Because staying in hostels and hotels might get a little expensive after a while, it is possible to use platforms to find a room or apartment. My go-to was Marketplace on Facebook. It’s reliable, it offers cheap accommodation and you can easily stalk your tenants’ or roommates’ profile page. It offers many ‘Professional House Share’ listings with other digital nomads. Another option is Gumtree. It has a huge selection of accommodations, but there are some sketchy listings so pay attention to this! The other option which is mainly for apartments and houses is Property24, which is a bit more pricy but very reliable and interesting if you’re looking to rent something with friends.

Airbnb has recently implemented great specials for long-term staying digital nomads.

Kloof Street Hotel
Zebra Crossing Hostel
Zebra Crossing

Things to do in town

As a digital nomad, you want to get out every now and then, do something fun and reset your mind to be ready for another session of work. Well, in Cape Town you’re at the right address. I’m not going to list all the tourist attractions, others have already done that. But here are the things I love to do to rewind after a hard day or week of work:

Hiking in Cape Town

This is hands down the number one activity in Cape Town. From Kloof Street in Gardens, you can hike, Uber, or take a direct bus to the Kloof Nek 1 bus stop. From here many hiking trails start. The Pipe Track Run and Lions Head trails are perfect if you are by yourself. If you want to do one of the Table Mountain trails, it’s wise to bring someone that knows the way, and it’s safer (and more fun!).
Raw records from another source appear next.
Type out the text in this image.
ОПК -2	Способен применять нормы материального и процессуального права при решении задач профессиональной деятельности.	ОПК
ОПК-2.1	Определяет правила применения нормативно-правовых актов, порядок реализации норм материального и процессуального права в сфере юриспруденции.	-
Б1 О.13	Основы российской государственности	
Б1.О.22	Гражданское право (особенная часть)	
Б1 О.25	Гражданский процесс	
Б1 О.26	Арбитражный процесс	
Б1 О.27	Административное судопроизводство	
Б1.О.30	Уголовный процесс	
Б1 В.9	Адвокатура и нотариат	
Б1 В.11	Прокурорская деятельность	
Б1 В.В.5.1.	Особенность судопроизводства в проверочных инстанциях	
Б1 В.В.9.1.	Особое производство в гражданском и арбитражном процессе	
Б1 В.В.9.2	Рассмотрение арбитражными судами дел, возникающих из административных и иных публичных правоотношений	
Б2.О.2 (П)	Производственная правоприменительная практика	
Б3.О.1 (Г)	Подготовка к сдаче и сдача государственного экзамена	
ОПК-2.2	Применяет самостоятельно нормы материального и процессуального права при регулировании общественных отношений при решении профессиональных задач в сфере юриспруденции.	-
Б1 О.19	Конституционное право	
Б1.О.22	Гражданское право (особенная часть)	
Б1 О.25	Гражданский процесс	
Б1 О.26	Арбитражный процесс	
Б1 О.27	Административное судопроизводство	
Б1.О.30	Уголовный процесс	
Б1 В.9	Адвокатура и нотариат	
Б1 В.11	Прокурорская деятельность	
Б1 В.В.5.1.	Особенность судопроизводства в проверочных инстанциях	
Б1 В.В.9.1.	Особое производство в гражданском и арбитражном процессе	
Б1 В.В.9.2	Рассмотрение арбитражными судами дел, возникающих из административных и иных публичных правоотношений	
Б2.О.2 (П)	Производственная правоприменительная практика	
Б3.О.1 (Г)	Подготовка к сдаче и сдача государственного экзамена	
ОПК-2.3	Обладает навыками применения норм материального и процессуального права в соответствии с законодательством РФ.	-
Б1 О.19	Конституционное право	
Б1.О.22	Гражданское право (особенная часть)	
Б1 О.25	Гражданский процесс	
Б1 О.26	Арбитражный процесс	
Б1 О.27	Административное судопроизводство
Done with the mountains? The streets of Gardens are also lovely to walk around, showing off its beautiful old Victorian houses, many little parks and cozy cafés that are perfect for a little coffee or beer stop.

Beaches in Cape Town

Pack a bag with some snacks, sunscreen and a towel, take a bus from Gardens towards Camps Bay and 10 minutes later you are standing in the powdery white sand of Camps Bay Beach. Jump into the Tidal Pool for a swim or if you’re feeling strong, jump straight in the ice cold ocean. You can take a little walk to Glen Beach, which is a bit more alternatively vibed and allows dogs. Running out of drinks? No worries, there is always a dude selling ice cold drinks and ice cream. ‘Don’t panic its organic!’

Markets in Cape Town

Nothing beats a good old cozy market to start your day in the best way possible. One of the favorite markets is the Neighbourgoods market  at The Old Biscuit Mill in Observatory on Saturdays. A 10 minute drive from Gardens. Offering a HUGE variety of food, (second-hand) clothes, antiques and all kinds of drinks, accompanied by a live band or a DJ playing some chilled tunes.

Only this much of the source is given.